Global Carbon Emissions Will Hit a Record High in 2019… Again.

Carbon dioxide emissions in the United States rose 3.4 percent in 2018, the largest increase in eight years. A rise in emissions from factories, trucks and planes contributed heavily to this increase.Scott Olson/Getty

This piece was originally published in HuffPost and appears here as part of our Climate Desk Partnership.

Global carbon emissions will hit a record high once again in 2019, despite climate scientists warning louder than ever of impending environmental disaster, according to a study published Wednesday.

The report, from a consortium of researchers as part of the annual Global Carbon Budget, found countries around the world will spew more than 40.5 billion tons of carbon dioxide into the air by the end of 2019, up about 0.6 percent from last year. The rise was spurred in part by increased output in China and India (though emissions in those countries were lower than expected) and comes despite a series of bleak reports released in recent months urging a dramatic cutback of carbon emissions to avoid the worst effects of climate change.

But the research also included a few silver linings. The year-over-year increase in 2019 will be much slower than past changes; in 2017, there was a 1.5 percent rise in emissions from the previous year, and in 2018 the number was 2.1 percent. Researchers also found a surprising decline in the use of coal around the world—by far the greatest emitter of carbon—due to a rise in the use of natural gas and a smaller uptick in renewable energy.

“The science is clear, CO₂ emissions need to decrease to net zero globally to stop further significant warming of the planet.”

“The science is clear, CO₂ emissions need to decrease to net zero globally to stop further significant warming of the planet,” Pierre Friedlingstein, a professor at the University of Exeter and the report’s lead researcher, said in a statement. The research was published simultaneously in three leading academic journals.

The stark figures come at a time when scientists and world leaders have increasingly warned about the dire state of the planet’s reliance on fossil fuels.

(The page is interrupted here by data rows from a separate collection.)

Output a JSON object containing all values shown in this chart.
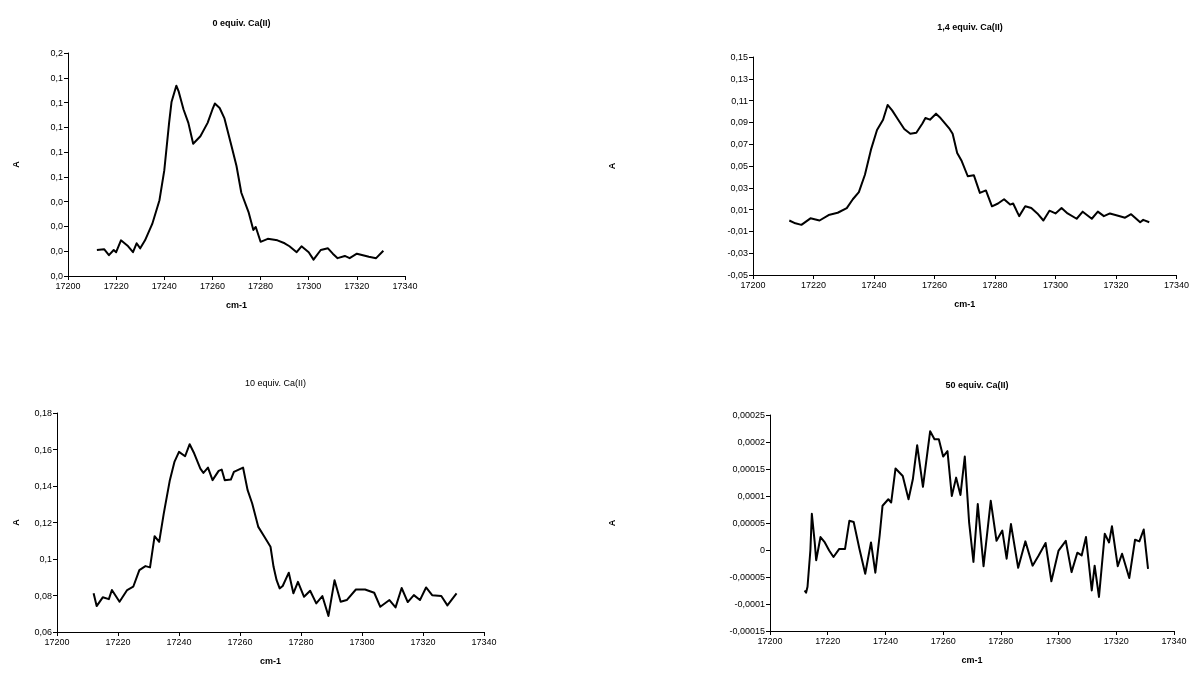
{
  "chart_data": [
    {
      "type": "line",
      "title": "0 equiv. Ca(II)",
      "xlabel": "cm-1",
      "ylabel": "A",
      "color": "#000000",
      "marker": "none",
      "x": [
        17212,
        17215,
        17217,
        17219,
        17220,
        17222,
        17225,
        17227,
        17228.5,
        17230,
        17232,
        17235,
        17238,
        17240,
        17242,
        17243,
        17245,
        17246,
        17248,
        17250,
        17252,
        17255,
        17258,
        17260,
        17261,
        17263,
        17265,
        17268,
        17270,
        17272,
        17275,
        17277,
        17278,
        17280,
        17283,
        17287,
        17290,
        17292,
        17295,
        17297,
        17300,
        17302,
        17305,
        17308,
        17310,
        17312,
        17315,
        17317,
        17320,
        17325,
        17328,
        17331
      ],
      "values": [
        0.0175,
        0.018,
        0.014,
        0.0175,
        0.016,
        0.024,
        0.02,
        0.016,
        0.022,
        0.0186,
        0.024,
        0.035,
        0.051,
        0.071,
        0.103,
        0.117,
        0.128,
        0.124,
        0.112,
        0.103,
        0.089,
        0.094,
        0.103,
        0.112,
        0.116,
        0.113,
        0.106,
        0.087,
        0.074,
        0.056,
        0.043,
        0.031,
        0.033,
        0.023,
        0.025,
        0.024,
        0.022,
        0.02,
        0.016,
        0.02,
        0.016,
        0.011,
        0.0175,
        0.0186,
        0.015,
        0.012,
        0.0135,
        0.012,
        0.015,
        0.013,
        0.012,
        0.017
      ],
      "xlim": [
        17200,
        17340
      ],
      "xticks": [
        17200,
        17220,
        17240,
        17260,
        17280,
        17300,
        17320,
        17340
      ],
      "ylim": [
        0,
        0.15
      ],
      "yticks": [
        {
          "value": 0,
          "label": "0,0"
        },
        {
          "value": 0.0167,
          "label": "0,0"
        },
        {
          "value": 0.0333,
          "label": "0,0"
        },
        {
          "value": 0.05,
          "label": "0,0"
        },
        {
          "value": 0.0667,
          "label": "0,1"
        },
        {
          "value": 0.0833,
          "label": "0,1"
        },
        {
          "value": 0.1,
          "label": "0,1"
        },
        {
          "value": 0.1167,
          "label": "0,1"
        },
        {
          "value": 0.1333,
          "label": "0,1"
        },
        {
          "value": 0.15,
          "label": "0,2"
        }
      ]
    },
    {
      "type": "line",
      "title": "1,4 equiv. Ca(II)",
      "xlabel": "cm-1",
      "ylabel": "A",
      "color": "#000000",
      "marker": "none",
      "x": [
        17212,
        17214,
        17216,
        17219,
        17222,
        17225,
        17228,
        17231,
        17233,
        17235,
        17237,
        17239,
        17241,
        17243,
        17244.5,
        17246,
        17248,
        17250,
        17252,
        17254,
        17256,
        17257,
        17258.5,
        17260.5,
        17262,
        17265,
        17266,
        17267.5,
        17269,
        17271,
        17273,
        17275,
        17277,
        17279,
        17281,
        17283,
        17285,
        17286,
        17288,
        17290,
        17292,
        17294,
        17296,
        17298,
        17300,
        17302,
        17304,
        17307,
        17309,
        17312,
        17314,
        17316,
        17318,
        17321,
        17323,
        17325,
        17328,
        17329,
        17331
      ],
      "values": [
        0.0,
        -0.0026,
        -0.004,
        0.002,
        0.0,
        0.005,
        0.0071,
        0.0114,
        0.0195,
        0.026,
        0.042,
        0.065,
        0.083,
        0.0925,
        0.106,
        0.101,
        0.0925,
        0.084,
        0.0795,
        0.0805,
        0.089,
        0.094,
        0.0925,
        0.098,
        0.094,
        0.084,
        0.0795,
        0.062,
        0.0545,
        0.0406,
        0.0416,
        0.0253,
        0.0276,
        0.013,
        0.0156,
        0.0195,
        0.0146,
        0.0156,
        0.004,
        0.013,
        0.0114,
        0.0065,
        0.0,
        0.009,
        0.0065,
        0.0114,
        0.0065,
        0.0016,
        0.0081,
        0.0016,
        0.0081,
        0.004,
        0.0065,
        0.0042,
        0.0026,
        0.0058,
        -0.0016,
        0.0006,
        -0.0016
      ],
      "xlim": [
        17200,
        17340
      ],
      "xticks": [
        17200,
        17220,
        17240,
        17260,
        17280,
        17300,
        17320,
        17340
      ],
      "ylim": [
        -0.05,
        0.15
      ],
      "yticks": [
        {
          "value": -0.05,
          "label": "-0,05"
        },
        {
          "value": -0.03,
          "label": "-0,03"
        },
        {
          "value": -0.01,
          "label": "-0,01"
        },
        {
          "value": 0.01,
          "label": "0,01"
        },
        {
          "value": 0.03,
          "label": "0,03"
        },
        {
          "value": 0.05,
          "label": "0,05"
        },
        {
          "value": 0.07,
          "label": "0,07"
        },
        {
          "value": 0.09,
          "label": "0,09"
        },
        {
          "value": 0.11,
          "label": "0,11"
        },
        {
          "value": 0.13,
          "label": "0,13"
        },
        {
          "value": 0.15,
          "label": "0,15"
        }
      ]
    },
    {
      "type": "line",
      "title": "10 equiv. Ca(II)",
      "xlabel": "cm-1",
      "ylabel": "A",
      "color": "#000000",
      "marker": "none",
      "x": [
        17212,
        17213,
        17215,
        17217,
        17218,
        17220.5,
        17223,
        17225,
        17227,
        17229,
        17230.5,
        17232,
        17233.5,
        17235,
        17237,
        17238.5,
        17240,
        17242,
        17243.5,
        17245,
        17247,
        17248,
        17249.5,
        17251,
        17253,
        17254,
        17255,
        17257,
        17258,
        17261,
        17262.5,
        17264,
        17266,
        17268,
        17270,
        17271,
        17272,
        17273,
        17274,
        17276,
        17277.5,
        17279,
        17281,
        17283,
        17285,
        17287,
        17289,
        17291,
        17293,
        17295,
        17298,
        17301,
        17304,
        17306,
        17309,
        17311,
        17313,
        17315,
        17317,
        17319,
        17321,
        17323,
        17326,
        17328,
        17331
      ],
      "values": [
        0.0812,
        0.0742,
        0.079,
        0.078,
        0.083,
        0.0766,
        0.083,
        0.0848,
        0.0939,
        0.0961,
        0.0954,
        0.1125,
        0.1094,
        0.1249,
        0.1432,
        0.1532,
        0.1587,
        0.1563,
        0.1629,
        0.1578,
        0.1495,
        0.1472,
        0.1501,
        0.1432,
        0.1483,
        0.149,
        0.1432,
        0.1435,
        0.1477,
        0.1501,
        0.1377,
        0.1304,
        0.1176,
        0.1122,
        0.1067,
        0.0957,
        0.0884,
        0.0839,
        0.0852,
        0.0925,
        0.0812,
        0.0875,
        0.0793,
        0.0826,
        0.0757,
        0.0797,
        0.0688,
        0.0884,
        0.0766,
        0.0775,
        0.0833,
        0.0833,
        0.0815,
        0.0738,
        0.0775,
        0.0735,
        0.0841,
        0.0764,
        0.0802,
        0.0775,
        0.0844,
        0.0802,
        0.0797,
        0.0746,
        0.0812
      ],
      "xlim": [
        17200,
        17340
      ],
      "xticks": [
        17200,
        17220,
        17240,
        17260,
        17280,
        17300,
        17320,
        17340
      ],
      "ylim": [
        0.06,
        0.18
      ],
      "yticks": [
        {
          "value": 0.06,
          "label": "0,06"
        },
        {
          "value": 0.08,
          "label": "0,08"
        },
        {
          "value": 0.1,
          "label": "0,1"
        },
        {
          "value": 0.12,
          "label": "0,12"
        },
        {
          "value": 0.14,
          "label": "0,14"
        },
        {
          "value": 0.16,
          "label": "0,16"
        },
        {
          "value": 0.18,
          "label": "0,18"
        }
      ]
    },
    {
      "type": "line",
      "title": "50 equiv. Ca(II)",
      "xlabel": "cm-1",
      "ylabel": "A",
      "color": "#000000",
      "marker": "none",
      "x": [
        17212,
        17212.5,
        17213,
        17214,
        17214.5,
        17215.5,
        17216,
        17217.5,
        17219,
        17220.5,
        17222,
        17224,
        17226,
        17227.5,
        17229,
        17231,
        17233,
        17235,
        17236.5,
        17238,
        17239,
        17241,
        17242,
        17243.5,
        17246,
        17248,
        17249.5,
        17251,
        17253,
        17255.5,
        17257,
        17258.5,
        17260,
        17261.5,
        17263,
        17264.5,
        17266,
        17267.5,
        17269,
        17270.5,
        17272,
        17274,
        17276.5,
        17278.5,
        17280.5,
        17282,
        17283.5,
        17286,
        17288.5,
        17291,
        17293,
        17295.5,
        17297.5,
        17300,
        17302.5,
        17304.5,
        17306.5,
        17308,
        17309.5,
        17311.5,
        17312.5,
        17314,
        17316,
        17317.5,
        17318.5,
        17320.5,
        17322,
        17324.5,
        17326.5,
        17328,
        17329.5,
        17331
      ],
      "values": [
        -7.5e-05,
        -7.9e-05,
        -6.8e-05,
        0.0,
        6.7e-05,
        1.4e-05,
        -1.9e-05,
        2.4e-05,
        1.4e-05,
        -1e-06,
        -1.3e-05,
        2e-06,
        2e-06,
        5.4e-05,
        5.2e-05,
        2e-06,
        -4.4e-05,
        1.4e-05,
        -4.2e-05,
        2.7e-05,
        8.2e-05,
        9.4e-05,
        8.8e-05,
        0.000151,
        0.000137,
        9.4e-05,
        0.000131,
        0.000194,
        0.000117,
        0.00022,
        0.000205,
        0.000205,
        0.000173,
        0.000183,
        0.0001,
        0.000134,
        0.000102,
        0.000173,
        5.1e-05,
        -2.2e-05,
        8.5e-05,
        -3e-05,
        9.1e-05,
        1.7e-05,
        3.6e-05,
        -1.6e-05,
        4.8e-05,
        -3.3e-05,
        1.6e-05,
        -2.9e-05,
        -1.1e-05,
        1.3e-05,
        -5.8e-05,
        -1e-06,
        1.7e-05,
        -4.1e-05,
        -5e-06,
        -1e-05,
        2.4e-05,
        -7.5e-05,
        -2.9e-05,
        -8.7e-05,
        3e-05,
        1.4e-05,
        4.4e-05,
        -3e-05,
        -7e-06,
        -5.2e-05,
        1.9e-05,
        1.6e-05,
        3.8e-05,
        -3.5e-05
      ],
      "xlim": [
        17200,
        17340
      ],
      "xticks": [
        17200,
        17220,
        17240,
        17260,
        17280,
        17300,
        17320,
        17340
      ],
      "ylim": [
        -0.00015,
        0.00025
      ],
      "yticks": [
        {
          "value": -0.00015,
          "label": "-0,00015"
        },
        {
          "value": -0.0001,
          "label": "-0,0001"
        },
        {
          "value": -5e-05,
          "label": "-0,00005"
        },
        {
          "value": 0,
          "label": "0"
        },
        {
          "value": 5e-05,
          "label": "0,00005"
        },
        {
          "value": 0.0001,
          "label": "0,0001"
        },
        {
          "value": 0.00015,
          "label": "0,00015"
        },
        {
          "value": 0.0002,
          "label": "0,0002"
        },
        {
          "value": 0.00025,
          "label": "0,00025"
        }
      ]
    }
  ]
}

Diplomats from more than 190 nations are gathering in Madrid this week to hammer out the final details of the landmark Paris climate agreement.

The United Nations Environment Program released a troubling assessment last month saying countries had largely failed to halt their greenhouse gas emissions, simply calling the findings “bleak.”

“Countries collectively failed to stop the growth in global emissions,” the report found, noting that in order to keep the planet from warming dramatically—and setting off the worst effects of climate change—emissions would need to decline by an average of 7.6 percent annually until 2030.

“The point of no return is no longer over the horizon,” UN Secretary-General Antonio Guterres said at a news conference Sunday in Madrid. “It is in sight and hurtling toward us.”

But researchers have warned that the Paris accord won’t go nearly far enough to keep the planet from warming more than 2 degrees Celsius over pre-industrial levels (although the ideal target is less than 1.5 degrees). The World Meteorological Organization published its own findings on Tuesday, stating temperatures had already risen about 1.1. degrees Celsius since the late 19th century.

Coal is still the biggest source of carbon emissions around the globe, accounting for about 40 percent, followed by oil and natural gas. But researchers said Wednesday that the planet would need to transition away from fossil fuel sources completely by the end of the century to avoid climate catastrophe.

“Current climate and energy policies are too weak to reverse trends in global emissions,” Corinne Le Quéré, a professor at the University of East Anglia and an author of the report, said in a statement. “We need stronger policies that are targeted at phasing out the use of fossil fuels.”

The United States, one of the planet’s biggest carbon emitters, formally began to withdraw from the Paris Agreement last month after President Donald Trump had repeatedly lambasted the pact as an expensive “disaster.” Trump has regularly cast doubt on the cause of climate change, and his administration has been vehemently anti-environment, rolling back a slew of the nation’s landmark laws.

The Global Carbon Budget did find that US emissions are predicted to fall by 1.7 percent over 2018 levels and coal production will likely decline by about 10 percent. The changes in the fossil fuel industry have come about despite Trump’s efforts to prop up the coal industry, and many left-leaning states have adopted their own pro-environment policies in defiance of the decisions coming from the White House.